The production of gametes involves a crossover exchange between chromosomes that is necessary to create diversity within sexual species and to promote their adaptation to the environment. This exchange is the result of meiosis, a particular type of cell division that is specific to the pool of germ cells [1] that ultimately become the spermatozoa or egg cells. Besides this crossover, meiosis allows halving the number of chromosomes (from 46 to 23 in humans) in the gametes, such that when they unite with their partners from the opposite sex, cells are formed that integrate the gene pool of both parents. If this reduction in genetic material goes bad, monosomy [2] or trisomy [3] abnormalities appear, notably trisomy 21. Infertility is also possible.

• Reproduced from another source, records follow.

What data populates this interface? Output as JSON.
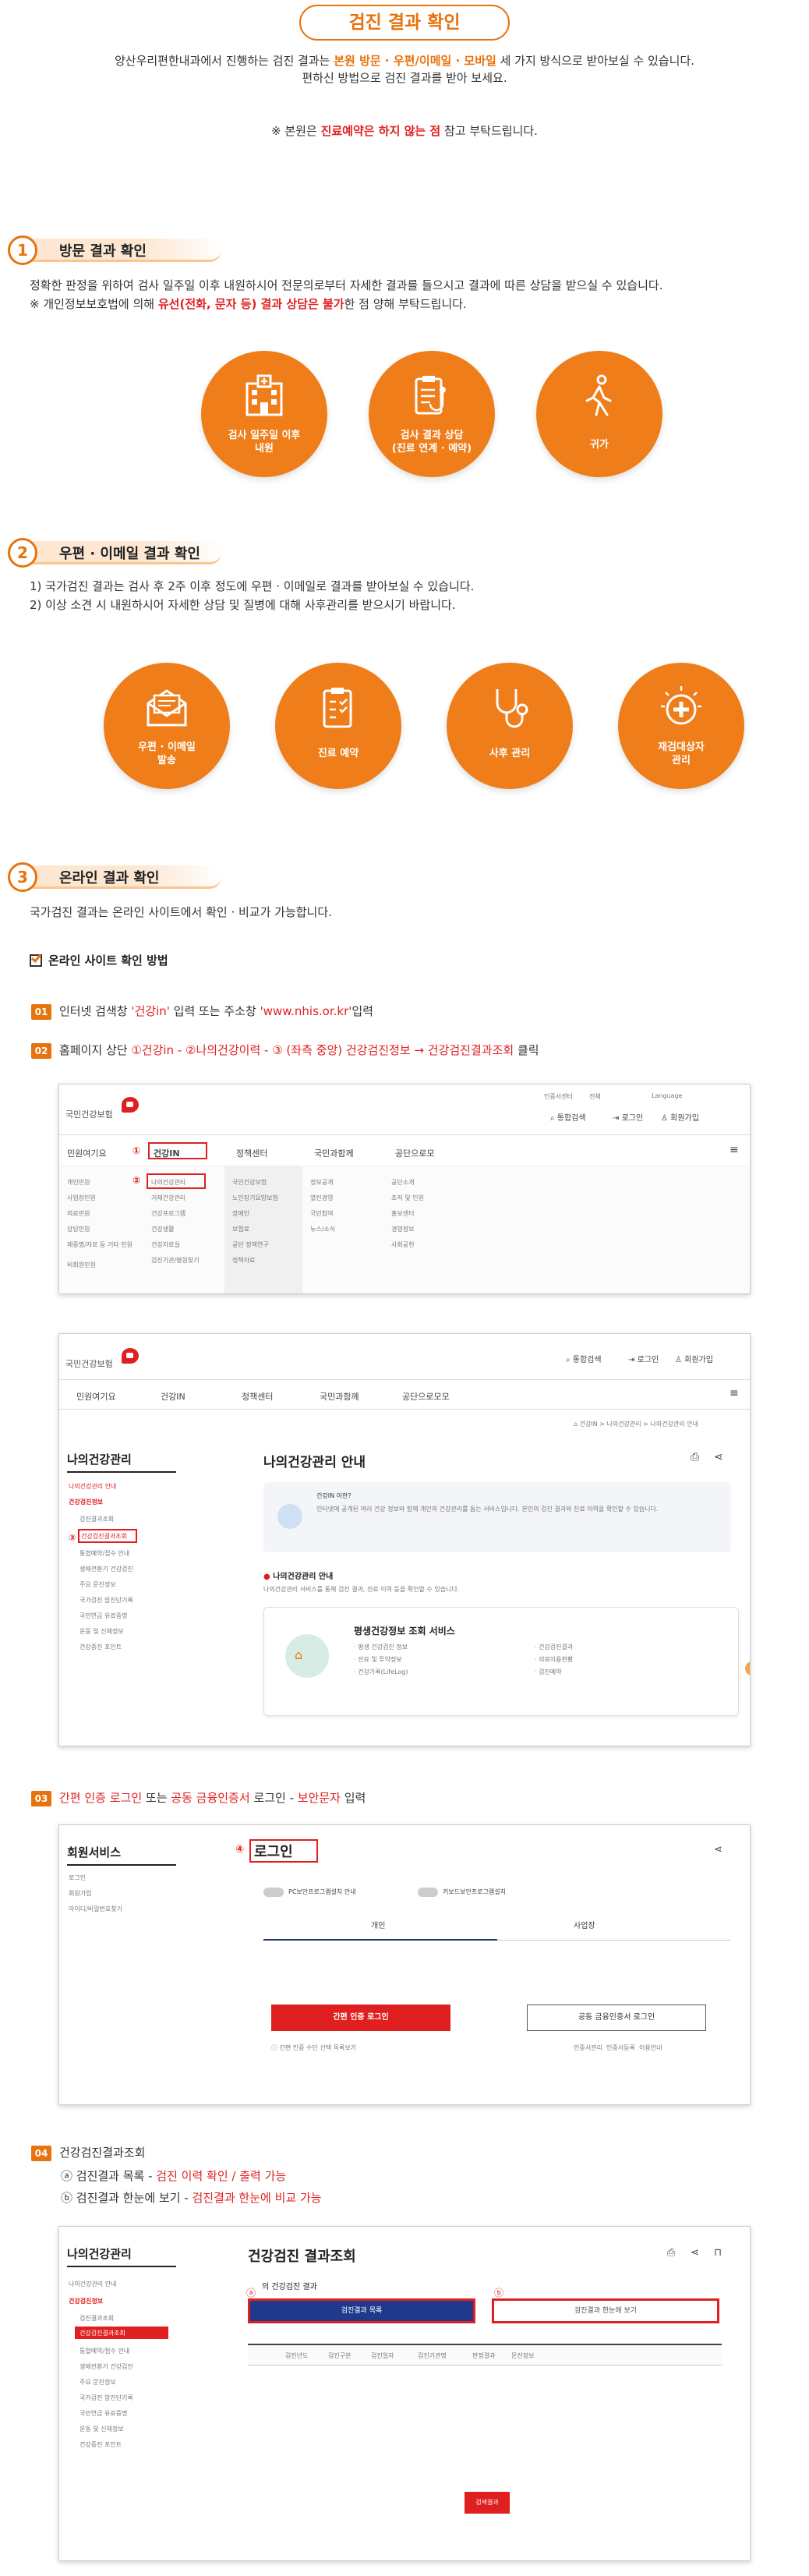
{
  "title": "검진 결과 확인",
  "intro": {
    "line1_a": "양산우리편한내과에서 진행하는 검진 결과는 ",
    "line1_b": "본원 방문 · 우편/이메일 · 모바일",
    "line1_c": " 세 가지 방식으로 받아보실 수 있습니다.",
    "line2": "편하신 방법으로 검진 결과를 받아 보세요.",
    "note_a": "※ 본원은 ",
    "note_b": "진료예약은 하지 않는 점",
    "note_c": " 참고 부탁드립니다."
  },
  "sec1": {
    "num": "1",
    "label": "방문 결과 확인",
    "p1": "정확한 판정을 위하여 검사 일주일 이후 내원하시어 전문의로부터 자세한 결과를 들으시고 결과에 따른 상담을 받으실 수 있습니다.",
    "p2_a": "※ 개인정보보호법에 의해 ",
    "p2_b": "유선(전화, 문자 등) 결과 상담은 불가",
    "p2_c": "한 점 양해 부탁드립니다.",
    "circles": [
      {
        "label1": "검사 일주일 이후",
        "label2": "내원",
        "icon": "hospital-icon"
      },
      {
        "label1": "검사 결과 상담",
        "label2": "(진료 연계 · 예약)",
        "icon": "clipboard-stethoscope-icon"
      },
      {
        "label1": "귀가",
        "label2": "",
        "icon": "walking-person-icon"
      }
    ]
  },
  "sec2": {
    "num": "2",
    "label": "우편 · 이메일 결과 확인",
    "p1": "1) 국가검진 결과는 검사 후 2주 이후 정도에 우편 · 이메일로 결과를 받아보실 수 있습니다.",
    "p2": "2) 이상 소견 시 내원하시어 자세한 상담 및 질병에 대해 사후관리를 받으시기 바랍니다.",
    "circles": [
      {
        "label1": "우편 · 이메일",
        "label2": "발송",
        "icon": "envelope-icon"
      },
      {
        "label1": "진료 예약",
        "label2": "",
        "icon": "clipboard-icon"
      },
      {
        "label1": "사후 관리",
        "label2": "",
        "icon": "stethoscope-icon"
      },
      {
        "label1": "재검대상자",
        "label2": "관리",
        "icon": "medical-cross-icon"
      }
    ]
  },
  "sec3": {
    "num": "3",
    "label": "온라인 결과 확인",
    "p1": "국가검진 결과는 온라인 사이트에서 확인 · 비교가 가능합니다.",
    "method": "온라인 사이트 확인 방법",
    "steps": [
      {
        "num": "01",
        "a": "인터넷 검색창 ",
        "b": "'건강in'",
        "c": " 입력 또는 주소창 ",
        "d": "'www.nhis.or.kr'",
        "e": "입력"
      },
      {
        "num": "02",
        "a": "홈페이지 상단 ",
        "b": "①건강in - ②나의건강이력 - ③ (좌측 중앙) 건강검진정보 → 건강검진결과조회",
        "c": " 클릭"
      },
      {
        "num": "03",
        "a": "간편 인증 로그인",
        "b": " 또는 ",
        "c": "공동 금융인증서",
        "d": " 로그인 - ",
        "e": "보안문자",
        "f": " 입력"
      },
      {
        "num": "04",
        "a": "건강검진결과조회"
      }
    ],
    "step4_items": [
      {
        "a": "ⓐ 검진결과 목록 - ",
        "b": "검진 이력 확인 / 출력 가능"
      },
      {
        "a": "ⓑ 검진결과 한눈에 보기 - ",
        "b": "검진결과 한눈에 비교 가능"
      }
    ]
  },
  "shot1": {
    "logo": "국민건강보험",
    "util": [
      "인증서센터",
      "전체",
      "Language"
    ],
    "actions": [
      "통합검색",
      "로그인",
      "회원가입"
    ],
    "nav": [
      "민원여기요",
      "건강IN",
      "정책센터",
      "국민과함께",
      "공단으로모"
    ],
    "col1": [
      "개인민원",
      "사업장민원",
      "의료민원",
      "상담민원",
      "제증명/자료 등 기타 민원",
      "비회원민원"
    ],
    "col2": [
      "나의건강관리",
      "거제건강관리",
      "건강프로그램",
      "건강생활",
      "건강자료실",
      "검진기관/병원찾기"
    ],
    "col3": [
      "국민건강보험",
      "노인장기요양보험",
      "장애인",
      "보험료",
      "공단 정책연구",
      "정책자료"
    ],
    "col4": [
      "정보공개",
      "열린경영",
      "국민참여",
      "뉴스/소식"
    ],
    "col5": [
      "공단소개",
      "조직 및 인원",
      "홍보센터",
      "경영정보",
      "사회공헌"
    ],
    "m1": "①",
    "m2": "②"
  },
  "shot2": {
    "logo": "국민건강보험",
    "actions": [
      "통합검색",
      "로그인",
      "회원가입"
    ],
    "nav": [
      "민원여기요",
      "건강IN",
      "정책센터",
      "국민과함께",
      "공단으로모모"
    ],
    "breadcrumb": "건강IN > 나의건강관리 > 나의건강관리 안내",
    "side_title": "나의건강관리",
    "side": [
      "나의건강관리 안내",
      "건강검진정보",
      "검진결과조회",
      "건강검진결과조회",
      "통합예약/접수 안내",
      "생애전환기 건강검진",
      "주요 문진정보",
      "국가검진 암진단기록",
      "국민연금 유료증명",
      "운동 및 신체정보",
      "건강증진 포인트"
    ],
    "main_title": "나의건강관리 안내",
    "info_title": "건강IN 이란?",
    "info_text": "인터넷에 공개된 여러 건강 정보와 함께 개인의 건강관리를 돕는 서비스입니다. 본인의 검진 결과와 진료 이력을 확인할 수 있습니다.",
    "sub_title": "나의건강관리 안내",
    "sub_text": "나의건강관리 서비스를 통해 검진 결과, 진료 이력 등을 확인할 수 있습니다.",
    "card_title": "평생건강정보 조회 서비스",
    "card_items": [
      "· 평생 건강검진 정보",
      "· 진료 및 투약정보",
      "· 건강기록(LifeLog)",
      "· 건강검진결과",
      "· 의료이용현황",
      "· 검진예약"
    ],
    "m3": "③"
  },
  "shot3": {
    "side_title": "회원서비스",
    "side": [
      "로그인",
      "회원가입",
      "아이디/비밀번호찾기"
    ],
    "title": "로그인",
    "m4": "④",
    "opt1": "PC보안프로그램설치 안내",
    "opt2": "키보드보안프로그램설치",
    "tab1": "개인",
    "tab2": "사업장",
    "btn1": "간편 인증 로그인",
    "btn2": "공동 금융인증서 로그인",
    "note": "간편 인증 수단 선택 목록보기",
    "links": [
      "인증서관리",
      "인증서등록",
      "이용안내"
    ]
  },
  "shot4": {
    "side_title": "나의건강관리",
    "side": [
      "나의건강관리 안내",
      "건강검진정보",
      "검진결과조회",
      "건강검진결과조회",
      "통합예약/접수 안내",
      "생애전환기 건강검진",
      "주요 문진정보",
      "국가검진 암진단기록",
      "국민연금 유료증명",
      "운동 및 신체정보",
      "건강증진 포인트"
    ],
    "title": "건강검진 결과조회",
    "subtitle": "의 건강검진 결과",
    "ma": "ⓐ",
    "mb": "ⓑ",
    "btn_a": "검진결과 목록",
    "btn_b": "검진결과 한눈에 보기",
    "cols": [
      "검진년도",
      "검진구분",
      "검진일자",
      "검진기관명",
      "판정결과",
      "문진정보"
    ],
    "btn_c": "검색결과"
  },
  "colors": {
    "orange": "#e8720c",
    "red": "#e02020"
  }
}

A team from the CEA-IRCM, specializing in the mechanisms of meiosis, has discovered a protein essential to its smooth execution. Named MEIOB [4], it is found in all vertebrates. The researchers tracked, using antibody staining, the movements of MEIOB to show that it intervenes during the mixing of chromosomes, specifically when strands of chromosomes randomly rearrange themselves together by a phenomenon known as “homologous recombination”. Additionally, studies on transgenic mice that lack the gene encoding the MEIOB protein demonstrated that its absence blocks meiosis. The male and female mice then turn out to be sterile.

​ Fluorescence imagery on a spread of male mice meiotic chromosomes (spermatocytes). MEIOB is marked green, and the chromosome axes are in blue (Sycp3). In red, the sex vesicle that contains non-paired X and Y chromosomes.

This discovery could have implications for the diagnosis of infertilities, through the search for mutations in the MEIOB gene. It will also undoubtedly advance the understanding of the DNA repair mechanisms in which MEIOB is involved and that we find altered in many diseases, including certain cancers.